• Articolo , 26 maggio 2010
  • Incentivi per biomassa e cogenerazione: la ricetta green dell’Irlanda

  • Il governo di Dublino ha approvato un piano di incentivi per la produzione di energia elettrica da biomassa. Favorita anche la produzione di elettricità da impianti di cogenerazione e di digestione anaerobica

(Rinnovabili.it) – Il verde continua a portare bene all’Irlanda.
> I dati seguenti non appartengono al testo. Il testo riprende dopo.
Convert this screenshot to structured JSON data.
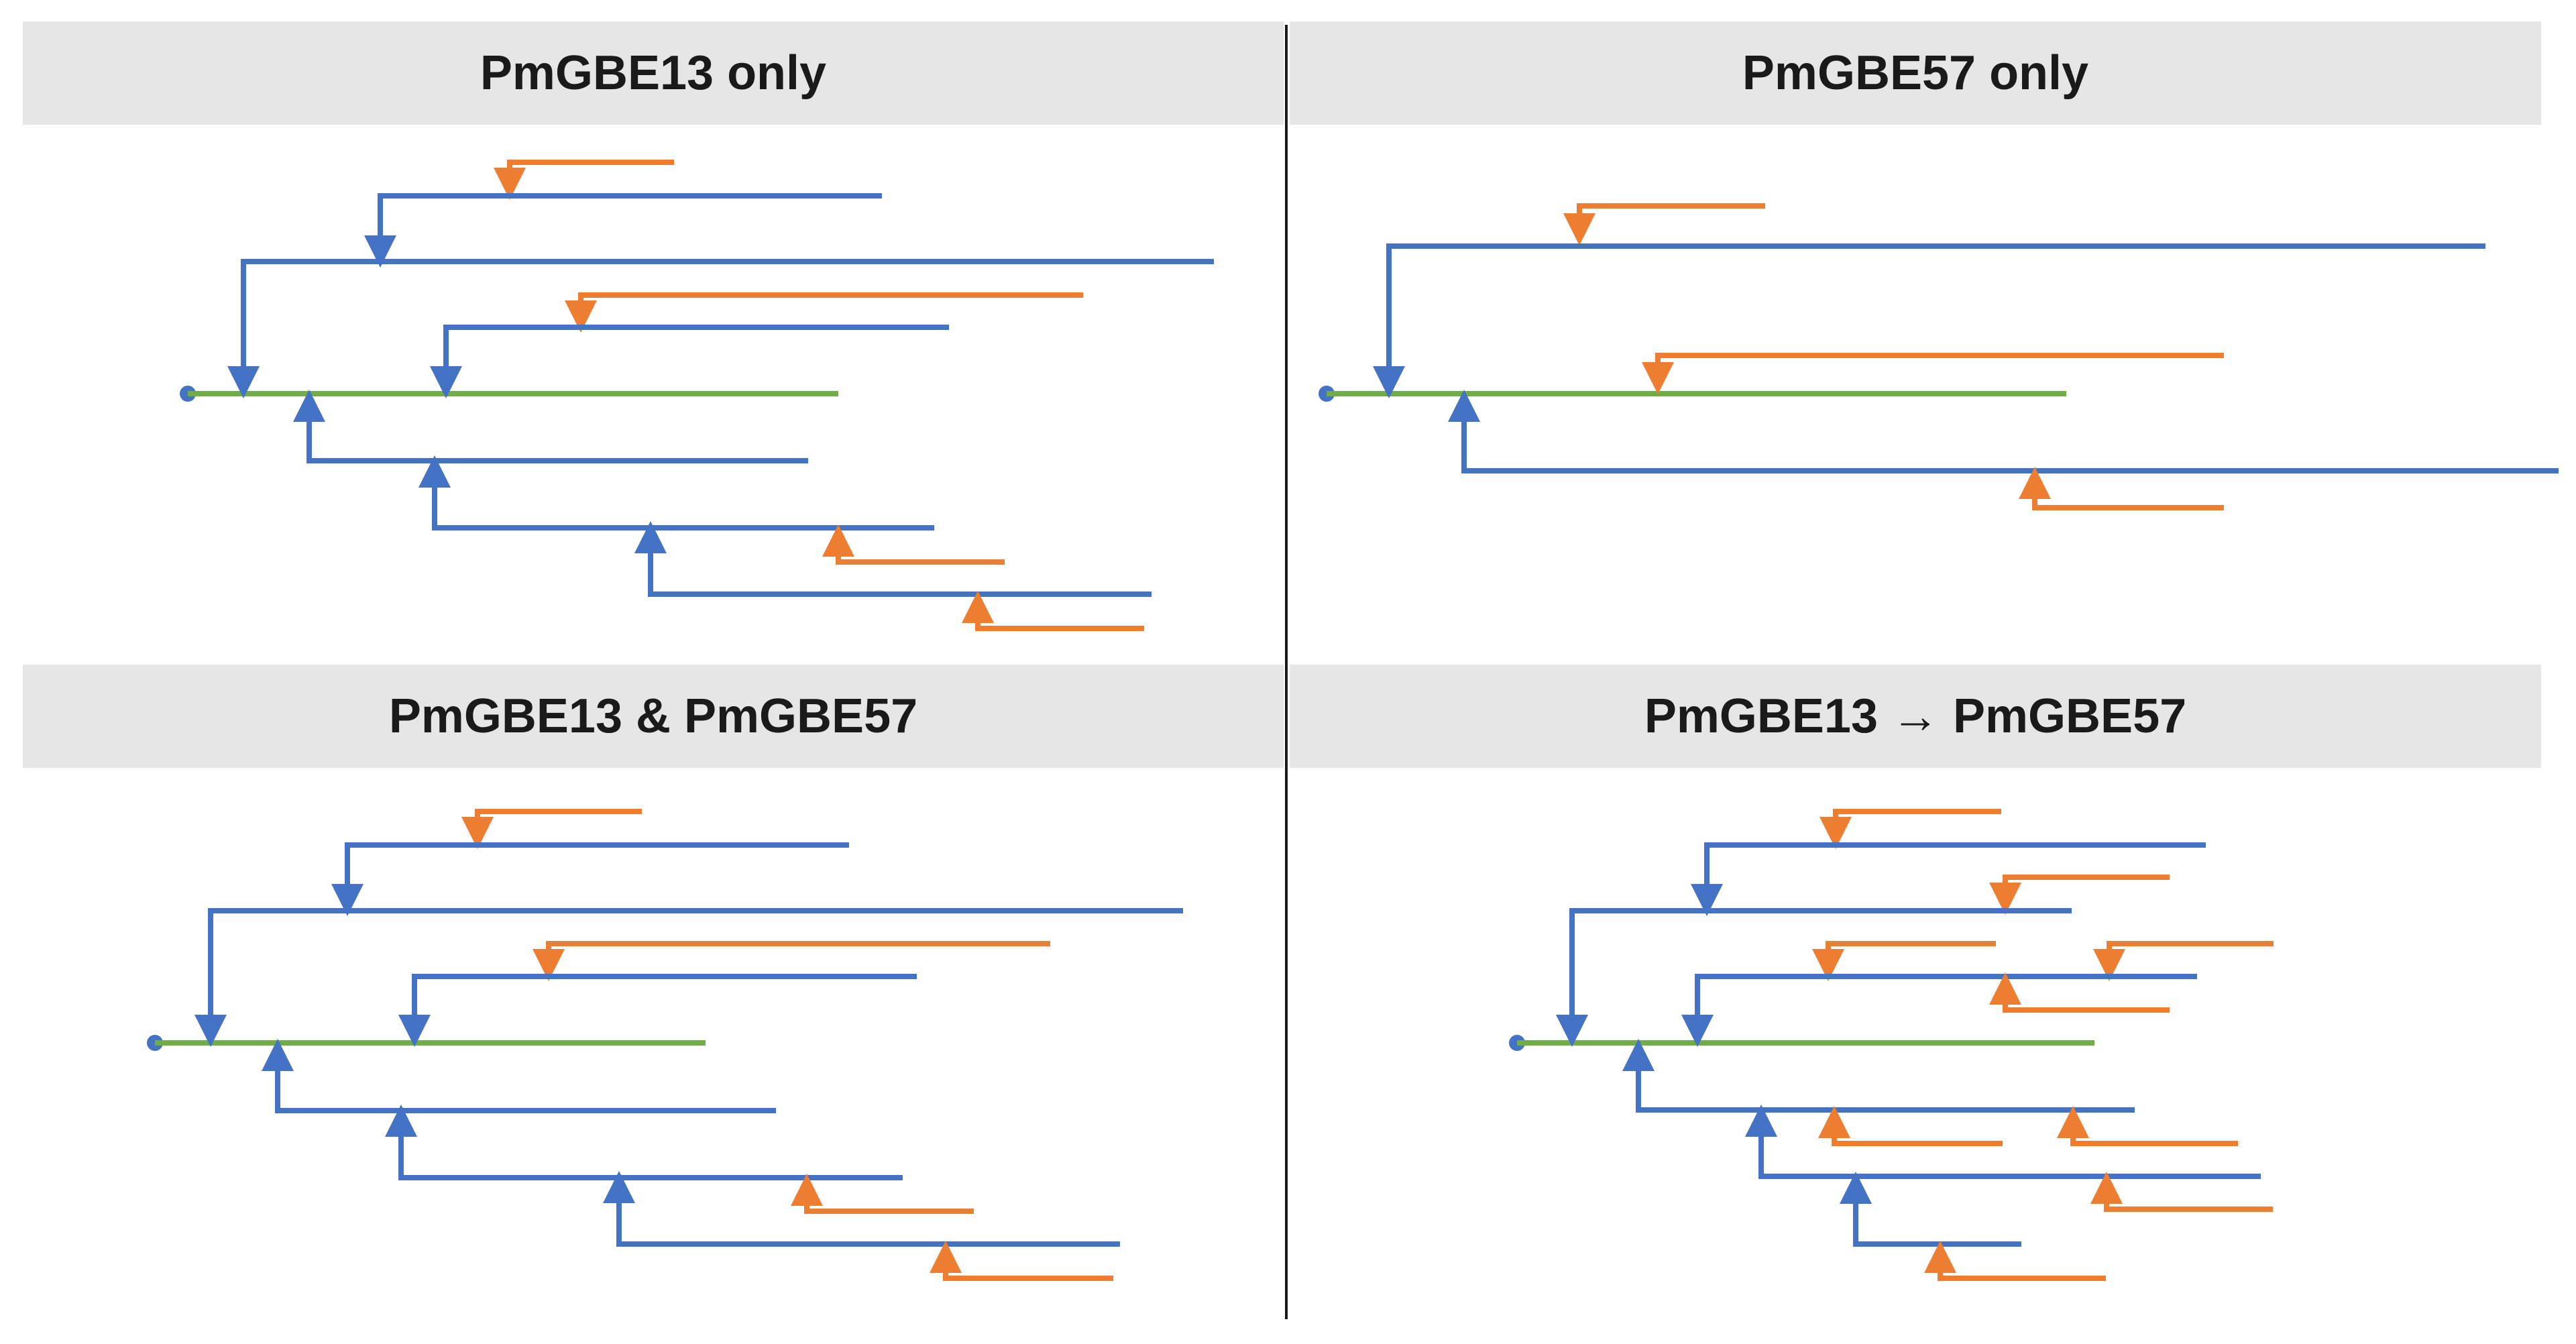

Prima sono arrivati i programmi di sviluppo per la mobilità elettrica finanziati dal governo di Dublino che prevedono l’immissione di 2.000 auto elettriche sulle strade irlandesi nel 2011. E ora le autorità centrali hanno aggiunto un altro importante tassello sulla strada della sostenibilità energetica e ambientale dell’isola, varando un programma di incentivi per le tariffe dell’energia elettrica prodotta da biomassa. Il contributo statale oscilla in un range compreso tra 15 e 8,5 centesimi per chilowattora, a seconda della tecnologia impiegata nella produzione di elettricità. Un passo importante per un’isola abitata da poco meno di 4 milioni e mezzo di abitanti che, grazie ai contributi, ora potrà sviluppare in maniera decisiva tutti i comparti di produzione di energia da fonti pulite. Già dal 2006, infatti, l’Irlanda ha approvato piani di incentivi nei comparti dell’eolico e dell’idroelettrico, ma grazie all’annuncio del ministro dell’energia Eamon Ryan, che ha introdotto lo scorso 24 maggio le nuove tariffe agevolate nel comparto della biomassa, ora la nazione si prepara alla sua vera rivoluzione green. Ma questo settore non sarà il solo ad essere agevolato. Dublino ha deciso di sostenere anche altri comparti dedicati alla produzione di energia pulita tra cui quelli per la digestione anaerobica (AD) e per la produzione combinata di calore ed elettricità (CHP).